First, just changing times I suppose, but a movie theater is not the right venue for a movie of this type. Also,

  • Vidal was gay. But his reflections on sex in general are stunning in their sensibility and startling for the time that he sat on national TV and espoused them.
  • Vidal’s partner, Howard Austen, died in 2003, and one gets a sense that the last nine years of Vidal’s life were a downward spiral.
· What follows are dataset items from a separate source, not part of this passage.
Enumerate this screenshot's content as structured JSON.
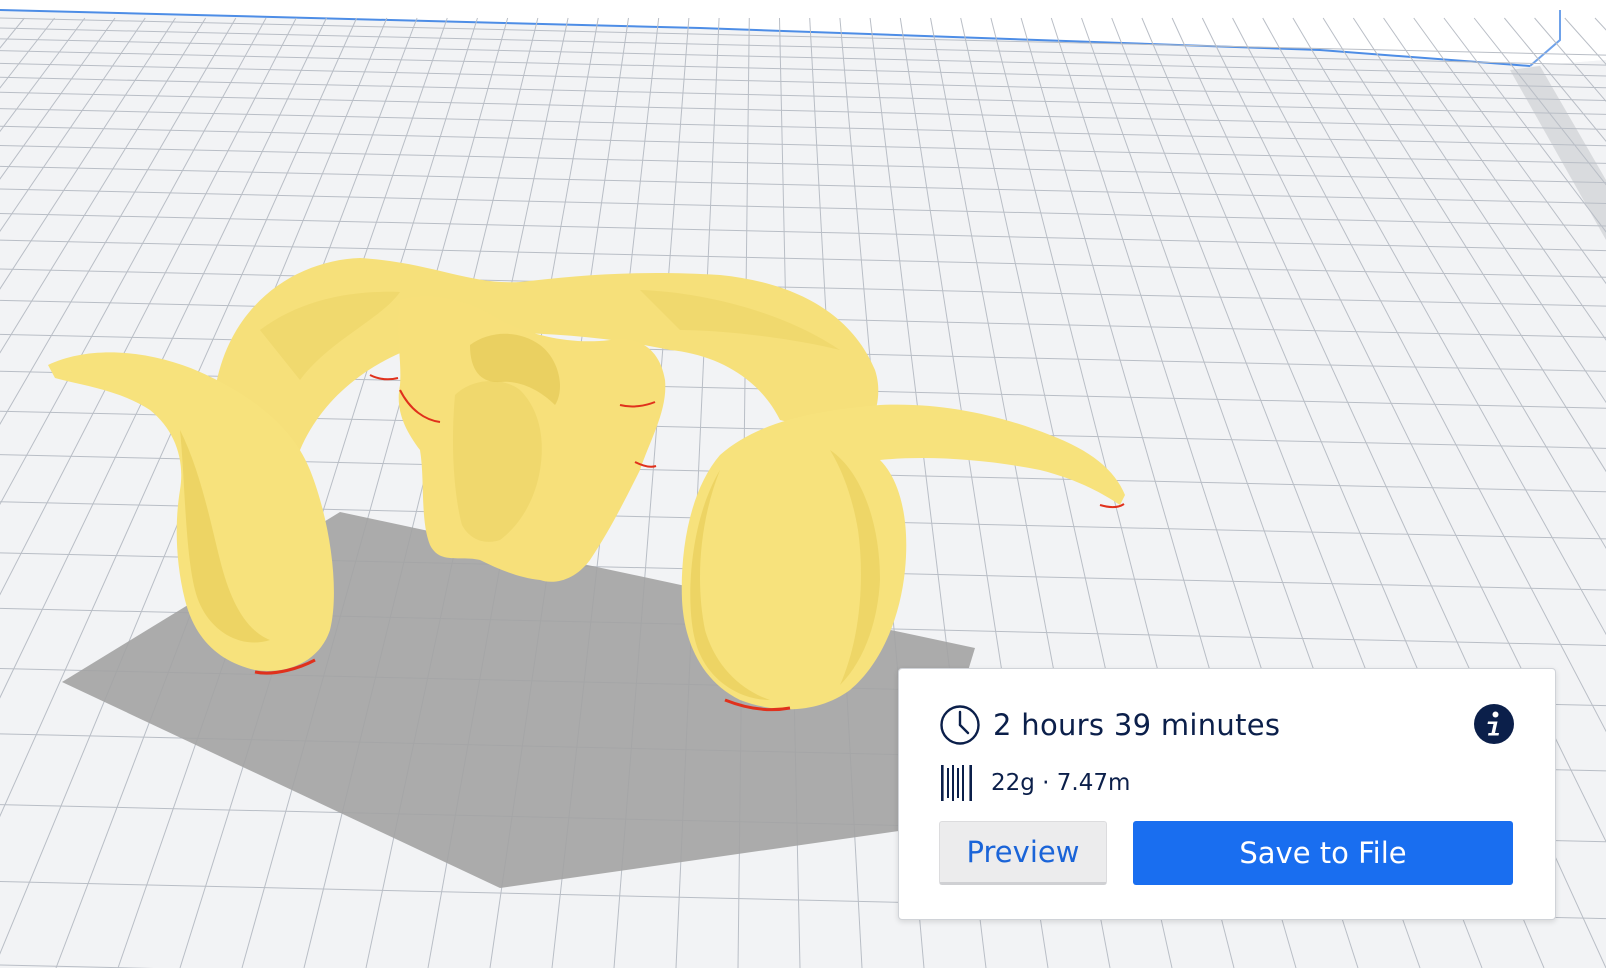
{
  "viewport": {
    "model_color": "#f9e680",
    "model_shade": "#e3c94f",
    "shadow_color": "#9c9c9c",
    "grid_line_color": "#b9bec6",
    "plate_color": "#f2f3f5"
  },
  "print_info": {
    "time_icon": "clock-icon",
    "print_time": "2 hours 39 minutes",
    "info_icon": "info-icon",
    "material_icon": "spool-icon",
    "material_usage": "22g · 7.47m",
    "preview_label": "Preview",
    "save_label": "Save to File",
    "accent_color": "#196ef0"
  }
}
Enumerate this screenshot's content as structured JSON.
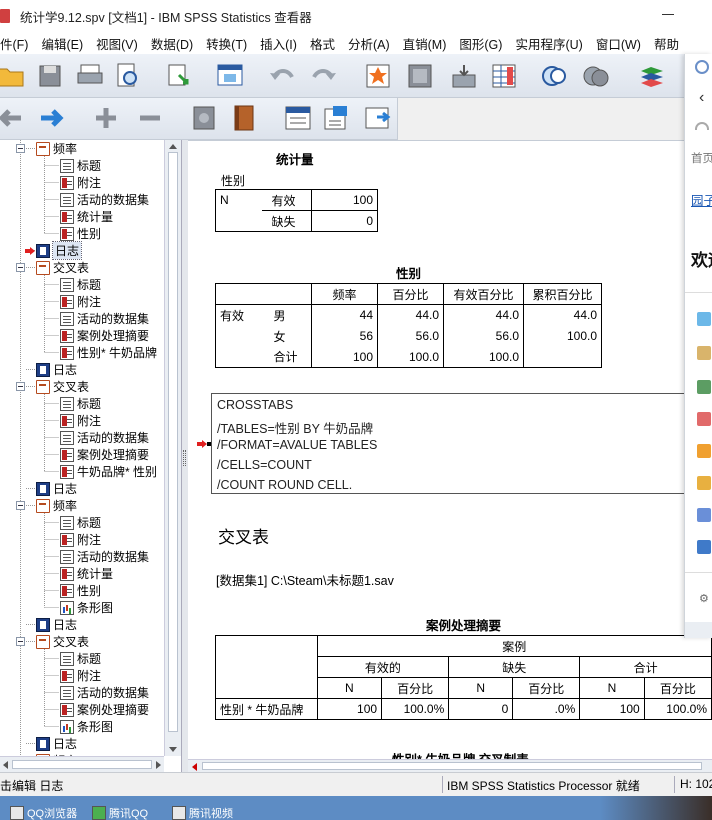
{
  "window": {
    "title": "统计学9.12.spv [文档1] - IBM SPSS Statistics 查看器"
  },
  "menu": [
    "件(F)",
    "编辑(E)",
    "视图(V)",
    "数据(D)",
    "转换(T)",
    "插入(I)",
    "格式",
    "分析(A)",
    "直销(M)",
    "图形(G)",
    "实用程序(U)",
    "窗口(W)",
    "帮助"
  ],
  "toolbar1_icons": [
    "open-folder-icon",
    "save-icon",
    "print-icon",
    "print-preview-icon",
    "export-icon",
    "recall-dialog-icon",
    "undo-icon",
    "redo-icon",
    "goto-data-icon",
    "goto-case-icon",
    "goto-variable-icon",
    "variables-icon",
    "select-cases-icon",
    "weight-cases-icon",
    "value-labels-icon"
  ],
  "toolbar2_icons": [
    "promote-icon",
    "demote-icon",
    "expand-icon",
    "collapse-icon",
    "show-icon",
    "hide-icon",
    "insert-heading-icon",
    "insert-title-icon",
    "insert-text-icon"
  ],
  "outline": [
    {
      "label": "频率",
      "icon": "book",
      "level": 1,
      "expander": true
    },
    {
      "label": "标题",
      "icon": "page",
      "level": 2
    },
    {
      "label": "附注",
      "icon": "table",
      "level": 2
    },
    {
      "label": "活动的数据集",
      "icon": "page",
      "level": 2
    },
    {
      "label": "统计量",
      "icon": "table",
      "level": 2
    },
    {
      "label": "性别",
      "icon": "table",
      "level": 2
    },
    {
      "label": "日志",
      "icon": "log",
      "level": 1,
      "selected": true,
      "arrow": true
    },
    {
      "label": "交叉表",
      "icon": "book",
      "level": 1,
      "expander": true
    },
    {
      "label": "标题",
      "icon": "page",
      "level": 2
    },
    {
      "label": "附注",
      "icon": "table",
      "level": 2
    },
    {
      "label": "活动的数据集",
      "icon": "page",
      "level": 2
    },
    {
      "label": "案例处理摘要",
      "icon": "table",
      "level": 2
    },
    {
      "label": "性别* 牛奶品牌",
      "icon": "table",
      "level": 2
    },
    {
      "label": "日志",
      "icon": "log",
      "level": 1
    },
    {
      "label": "交叉表",
      "icon": "book",
      "level": 1,
      "expander": true
    },
    {
      "label": "标题",
      "icon": "page",
      "level": 2
    },
    {
      "label": "附注",
      "icon": "table",
      "level": 2
    },
    {
      "label": "活动的数据集",
      "icon": "page",
      "level": 2
    },
    {
      "label": "案例处理摘要",
      "icon": "table",
      "level": 2
    },
    {
      "label": "牛奶品牌* 性别",
      "icon": "table",
      "level": 2
    },
    {
      "label": "日志",
      "icon": "log",
      "level": 1
    },
    {
      "label": "频率",
      "icon": "book",
      "level": 1,
      "expander": true
    },
    {
      "label": "标题",
      "icon": "page",
      "level": 2
    },
    {
      "label": "附注",
      "icon": "table",
      "level": 2
    },
    {
      "label": "活动的数据集",
      "icon": "page",
      "level": 2
    },
    {
      "label": "统计量",
      "icon": "table",
      "level": 2
    },
    {
      "label": "性别",
      "icon": "table",
      "level": 2
    },
    {
      "label": "条形图",
      "icon": "chart",
      "level": 2
    },
    {
      "label": "日志",
      "icon": "log",
      "level": 1
    },
    {
      "label": "交叉表",
      "icon": "book",
      "level": 1,
      "expander": true
    },
    {
      "label": "标题",
      "icon": "page",
      "level": 2
    },
    {
      "label": "附注",
      "icon": "table",
      "level": 2
    },
    {
      "label": "活动的数据集",
      "icon": "page",
      "level": 2
    },
    {
      "label": "案例处理摘要",
      "icon": "table",
      "level": 2
    },
    {
      "label": "条形图",
      "icon": "chart",
      "level": 2
    },
    {
      "label": "日志",
      "icon": "log",
      "level": 1
    },
    {
      "label": "频率",
      "icon": "book",
      "level": 1,
      "expander": true
    }
  ],
  "stats_table": {
    "title": "统计量",
    "var_label": "性别",
    "n_label": "N",
    "rows": [
      {
        "label": "有效",
        "value": "100"
      },
      {
        "label": "缺失",
        "value": "0"
      }
    ]
  },
  "freq_table": {
    "title": "性别",
    "headers": [
      "",
      "",
      "频率",
      "百分比",
      "有效百分比",
      "累积百分比"
    ],
    "group_label": "有效",
    "rows": [
      {
        "label": "男",
        "freq": "44",
        "pct": "44.0",
        "valid_pct": "44.0",
        "cum_pct": "44.0"
      },
      {
        "label": "女",
        "freq": "56",
        "pct": "56.0",
        "valid_pct": "56.0",
        "cum_pct": "100.0"
      },
      {
        "label": "合计",
        "freq": "100",
        "pct": "100.0",
        "valid_pct": "100.0",
        "cum_pct": ""
      }
    ]
  },
  "syntax": [
    "CROSSTABS",
    "  /TABLES=性别 BY 牛奶品牌",
    "  /FORMAT=AVALUE TABLES",
    "  /CELLS=COUNT",
    "  /COUNT ROUND CELL."
  ],
  "section": {
    "heading": "交叉表",
    "dataset": "[数据集1] C:\\Steam\\未标题1.sav"
  },
  "case_table": {
    "title": "案例处理摘要",
    "top_header": "案例",
    "groups": [
      "有效的",
      "缺失",
      "合计"
    ],
    "subheaders": [
      "N",
      "百分比",
      "N",
      "百分比",
      "N",
      "百分比"
    ],
    "row_label": "性别 * 牛奶品牌",
    "values": [
      "100",
      "100.0%",
      "0",
      ".0%",
      "100",
      "100.0%"
    ]
  },
  "next_title": "性别* 牛奶品牌 交叉制表",
  "status": {
    "left": "击编辑 日志",
    "processor": "IBM SPSS Statistics Processor 就绪",
    "right": "H: 102"
  },
  "taskbar": [
    "QQ浏览器",
    "腾讯QQ",
    "腾讯视频"
  ],
  "side_panel": {
    "items": [
      "首页",
      "园子",
      "欢迎"
    ]
  },
  "colors": {
    "selection": "#dde6f3",
    "marker_red": "#e02020",
    "taskbar": "#5d8cc4",
    "toolbar_top": "#eef2f8"
  }
}
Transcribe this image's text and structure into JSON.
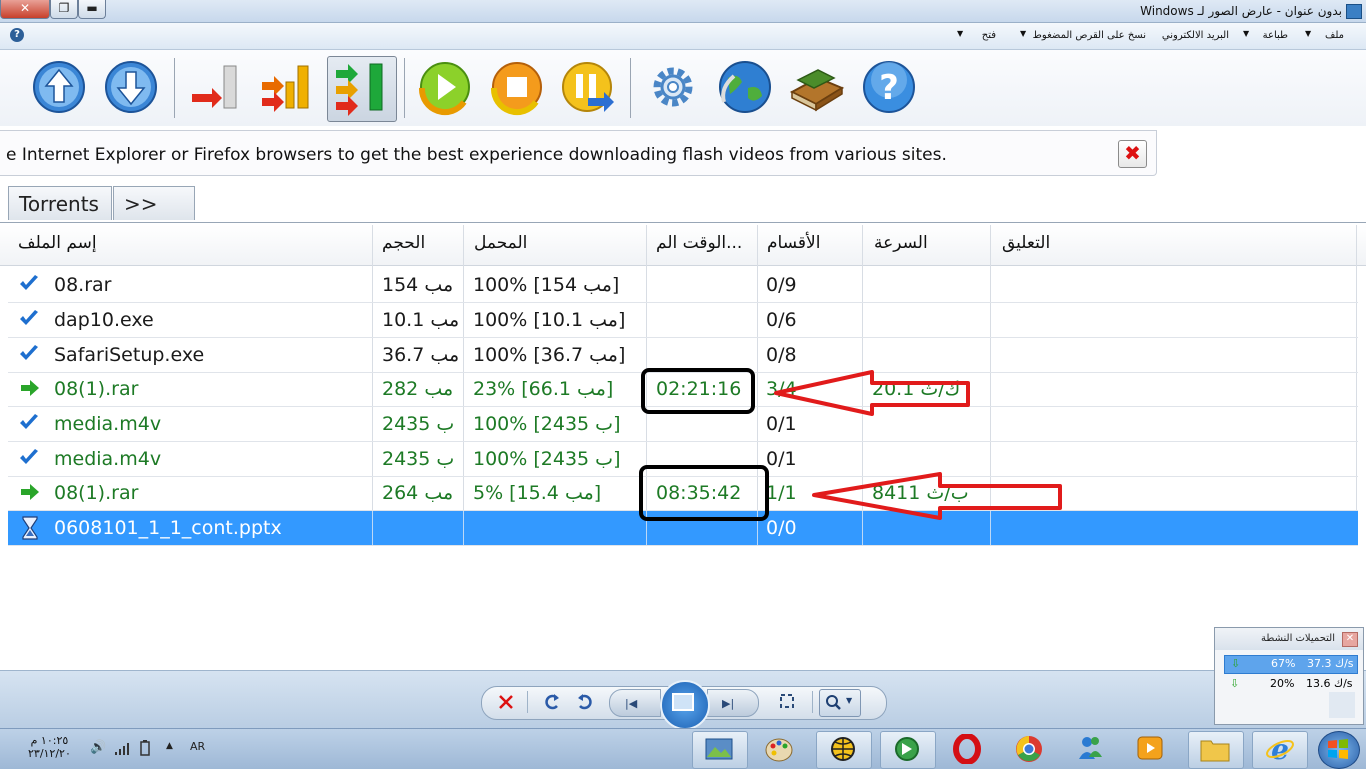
{
  "window": {
    "title": "بدون عنوان - عارض الصور لـ Windows",
    "close_glyph": "✕",
    "restore_glyph": "❐",
    "minimize_glyph": "▬"
  },
  "menu": {
    "items": [
      "ملف",
      "طباعة",
      "البريد الالكتروني",
      "نسخ على القرص المضغوط",
      "فتح"
    ],
    "help_glyph": "?"
  },
  "info_bar": {
    "text": "e Internet Explorer or Firefox browsers to get the best experience downloading flash videos from various sites.",
    "close_glyph": "✖"
  },
  "tabs": [
    "Torrents",
    ">>"
  ],
  "table": {
    "columns": [
      "إسم الملف",
      "الحجم",
      "المحمل",
      "...الوقت الم",
      "الأقسام",
      "السرعة",
      "التعليق"
    ],
    "rows": [
      {
        "name": "08.rar",
        "size": "154 مب",
        "loaded": "100% [154 مب]",
        "time": "",
        "sections": "0/9",
        "speed": "",
        "status": "done"
      },
      {
        "name": "dap10.exe",
        "size": "10.1 مب",
        "loaded": "100% [10.1 مب]",
        "time": "",
        "sections": "0/6",
        "speed": "",
        "status": "done"
      },
      {
        "name": "SafariSetup.exe",
        "size": "36.7 مب",
        "loaded": "100% [36.7 مب]",
        "time": "",
        "sections": "0/8",
        "speed": "",
        "status": "done"
      },
      {
        "name": "08(1).rar",
        "size": "282 مب",
        "loaded": "23% [66.1 مب]",
        "time": "02:21:16",
        "sections": "3/4",
        "speed": "20.1 ك/ث",
        "status": "active"
      },
      {
        "name": "media.m4v",
        "size": "2435 ب",
        "loaded": "100% [2435 ب]",
        "time": "",
        "sections": "0/1",
        "speed": "",
        "status": "done-green"
      },
      {
        "name": "media.m4v",
        "size": "2435 ب",
        "loaded": "100% [2435 ب]",
        "time": "",
        "sections": "0/1",
        "speed": "",
        "status": "done-green"
      },
      {
        "name": "08(1).rar",
        "size": "264 مب",
        "loaded": "5% [15.4 مب]",
        "time": "08:35:42",
        "sections": "1/1",
        "speed": "8411 ب/ث",
        "status": "active"
      },
      {
        "name": "0608101_1_1_cont.pptx",
        "size": "",
        "loaded": "",
        "time": "",
        "sections": "0/0",
        "speed": "",
        "status": "queued"
      }
    ]
  },
  "active_popup": {
    "title": "التحميلات النشطة",
    "close_glyph": "✕",
    "rows": [
      {
        "percent": "67%",
        "speed": "37.3 ك/s"
      },
      {
        "percent": "20%",
        "speed": "13.6 ك/s"
      }
    ]
  },
  "tray": {
    "time": "١٠:٢٥ م",
    "date": "٢٣/١٢/٢٠",
    "language": "AR"
  },
  "colors": {
    "annotation_arrow": "#e11b1b",
    "selection": "#3399ff",
    "active_text": "#1d7a25"
  }
}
He was lonely. Aside from those closing years, Vidal comes across as a thoroughly happy man, confident in his abilities and affectionate of people in general. Austen said to Vidal around the time of his passing, “It went by so quickly.”
  • Gore was a graduate of Exeter Academy, and was accepted at Harvard. He said he realized at that time that he had been institutionalized his entire life, and opted to forgo college. I suspect Harvard would have tamed this man, robbed us of the wit, rancor, insight and talent that he possessed. It might have turned him into Erich Segal. [Or worse yet, Al Gore.]
  • Austen and Vidal, according to Vidal, were not sexual partners. Vidal did not believe in having sex with friends, as it inevitably complicated friendship. Their expressions of love and devotion to one another, however, were profound. (He did say he would never turn down an opportunity to have sex or appear on TV.)
  • Vidal, even though born of the oligarchy, willfully cast it aside. He said that Truman Capote spent his whole life trying to get in to the thing that he was trying to get out of.

I enjoyed Vidal’s writings, mostly his historical tracts, and appreciate them now more than when I read them. I understand better now that the job of the historian in an empire is to walk backwards reassembling the facts to better shape and form our official lies. Vidal brought Burr and Lincoln to life for me, but more so helped me understand that it was Lincoln, and not the so-called founders, who invented the American Republic. It was the doe-eyed Missouri petty criminal Truman who destroyed it.

Men like Vidal pass by so seldom that I think it appropriate to pause and take note: His was a charmed life, and his contributions to American literature and intellectual culture are unparalleled. I cannot think of another of his caliber, though I know they are there. For right now, I am just mourning the loss of Gore Vidal.